Hello wildlife enthusiasts!The Bay Beach Wildlife Sanctuary would like to welcome you to our new blog series about a Bald Eagle that we are rehabilitating. We have many goals we would like to achieve with this blog series. We will not only give you periodic updates about the bird’s journey through the Wildlife Rehabilitation program; we are also going to talk about the history of eagles in our area, the natural behavior of eagles, and where you can see eagles on your own. We are also going to write about how caring for wildlife at the sanctuary is a community effort. From the police officer that first responded, to the DNR officer that gave the bird a ride here, to the veterinarians at Gentle Vet Animal Hospital who did the surgery, to the staff and volunteers who care for the eagle and hopefully return him/her back into the sky soaring free once again.
This immature eagle was brought into us on Friday, February 12th from the Crivitz area after being hit by a car. Once the bird was reported to the police, the officer contacted the DNR office. The DNR official then drove it to the sanctuary for care. The quick response of the police officer and DNR agent saved this bird’s life: the sooner an injured or orphaned animal can get to a licensed rehabilitator, the better its chances are to return to the wild. When this eagle arrived at the Bay Beach Wildlife Sanctuary, we did a thorough exam and contacted our veterinarians at Gentle Vet Animal Hospital to have an x-ray done and have his/her wounds analyzed.

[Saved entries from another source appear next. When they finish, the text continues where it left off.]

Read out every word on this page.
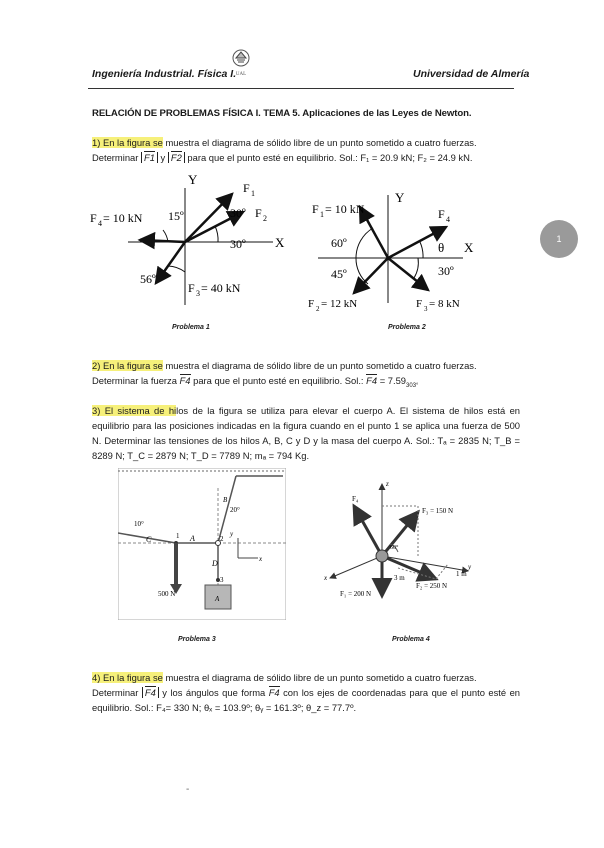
Ingeniería Industrial. Física I. UAL	Universidad de Almería
RELACIÓN DE PROBLEMAS FÍSICA I. TEMA 5. Aplicaciones de las Leyes de Newton.
1
1) En la figura se muestra el diagrama de sólido libre de un punto sometido a cuatro fuerzas.
Determinar F1 y F2 para que el punto esté en equilibrio. Sol.: F₁ = 20.9 kN; F₂ = 24.9 kN.
Y
X
F 1
30º F 2
30º
F 4 = 10 kN 15º
56º
F 3 = 40 kN
Problema 1
Y
X
F 1 = 10 kN	F 4
60º	θ
45º	30º
F 2 = 12 kN	F 3 = 8 kN
Problema 2
2) En la figura se muestra el diagrama de sólido libre de un punto sometido a cuatro fuerzas.
Determinar la fuerza F4 para que el punto esté en equilibrio. Sol.: $F4 = 7.59_{303^\circ}$
3) El sistema de hilos de la figura se utiliza para elevar el cuerpo A. El sistema de hilos está en equilibrio para las posiciones indicadas en la figura cuando en el punto 1 se aplica una fuerza de 500 N. Determinar las tensiones de los hilos A, B, C y D y la masa del cuerpo A. Sol.: Tₐ = 2835 N; T_B = 8289 N; T_C = 2879 N; T_D = 7789 N; mₐ = 794 Kg.
B
20°
10°
C	1 A	2
y
x
D
3
500 N
A
Problema 3
z
x
y
F₄
F₃ = 150 N
60°
3 m	1 m
F₂ = 250 N
F₁ = 200 N
Problema 4
4) En la figura se muestra el diagrama de sólido libre de un punto sometido a cuatro fuerzas.
Determinar F4 y los ángulos que forma F4 con los ejes de coordenadas para que el punto esté en equilibrio. Sol.: F₄= 330 N; θₓ = 103.9º; θᵧ = 161.3º; θ_z = 77.7º.
-
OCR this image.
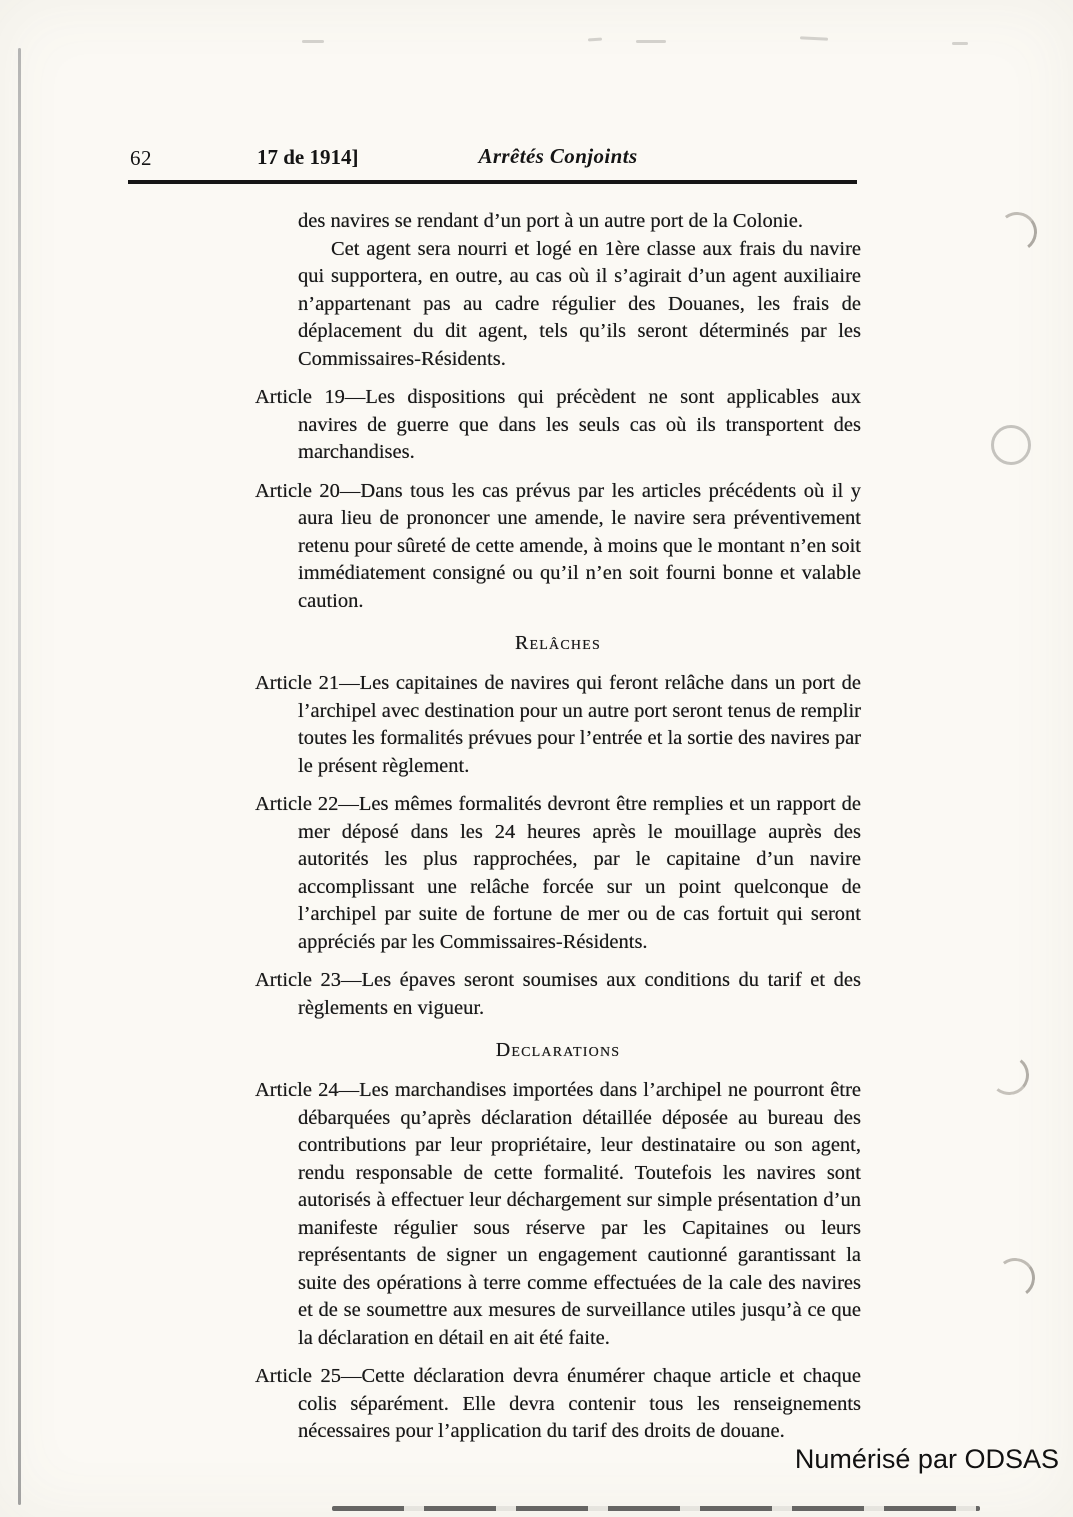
62	17 de 1914]	Arrêtés Conjoints

des navires se rendant d’un port à un autre port de la Colonie.

Cet agent sera nourri et logé en 1ère classe aux frais du navire qui supportera, en outre, au cas où il s’agirait d’un agent auxiliaire n’appartenant pas au cadre régulier des Douanes, les frais de déplacement du dit agent, tels qu’ils seront déterminés par les Commissaires-Résidents.

Article 19—Les dispositions qui précèdent ne sont applicables aux navires de guerre que dans les seuls cas où ils transportent des marchandises.

Article 20—Dans tous les cas prévus par les articles précédents où il y aura lieu de prononcer une amende, le navire sera préventivement retenu pour sûreté de cette amende, à moins que le montant n’en soit immédiatement consigné ou qu’il n’en soit fourni bonne et valable caution.

Relâches

Article 21—Les capitaines de navires qui feront relâche dans un port de l’archipel avec destination pour un autre port seront tenus de remplir toutes les formalités prévues pour l’entrée et la sortie des navires par le présent règlement.

Article 22—Les mêmes formalités devront être remplies et un rapport de mer déposé dans les 24 heures après le mouillage auprès des autorités les plus rapprochées, par le capitaine d’un navire accomplissant une relâche forcée sur un point quelconque de l’archipel par suite de fortune de mer ou de cas fortuit qui seront appréciés par les Commissaires-Résidents.

Article 23—Les épaves seront soumises aux conditions du tarif et des règlements en vigueur.

Declarations

Article 24—Les marchandises importées dans l’archipel ne pourront être débarquées qu’après déclaration détaillée déposée au bureau des contributions par leur propriétaire, leur destinataire ou son agent, rendu responsable de cette formalité. Toutefois les navires sont autorisés à effectuer leur déchargement sur simple présentation d’un manifeste régulier sous réserve par les Capitaines ou leurs représentants de signer un engagement cautionné garantissant la suite des opérations à terre comme effectuées de la cale des navires et de se soumettre aux mesures de surveillance utiles jusqu’à ce que la déclaration en détail en ait été faite.

Article 25—Cette déclaration devra énumérer chaque article et chaque colis séparément. Elle devra contenir tous les renseignements nécessaires pour l’application du tarif des droits de douane.

Numérisé par ODSAS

This eagle is known as 10R6. It does not have a name, since this is a wild animal and not a pet, which we honor and respect at all times. All of the 4,000+ orphaned and injured animals brought in annually are important, but some, as this eagle, require more extensive care and a longer time with us. From the initial transport, to the first exam, surgery, recovery, flight training, evaluation, to the final disposition, eagles can take months of rehabilitation. Our goal is always to return wildlife back into the wild where they belong, but sometimes that is not possible. For example, there may be complications in recovery, or tendons and muscles do not heal in the precise manner they need to and the bird has trouble flying. When this happens, we try to place an animal with our facility or another facility, or if the animal is suffering and all of our options to relieve the pain have been exhausted, humane euthanasia is performed. Again, our goal is always to release; we do everything we can for every animal that comes through these doors, from the smallest bunny to the largest eagle.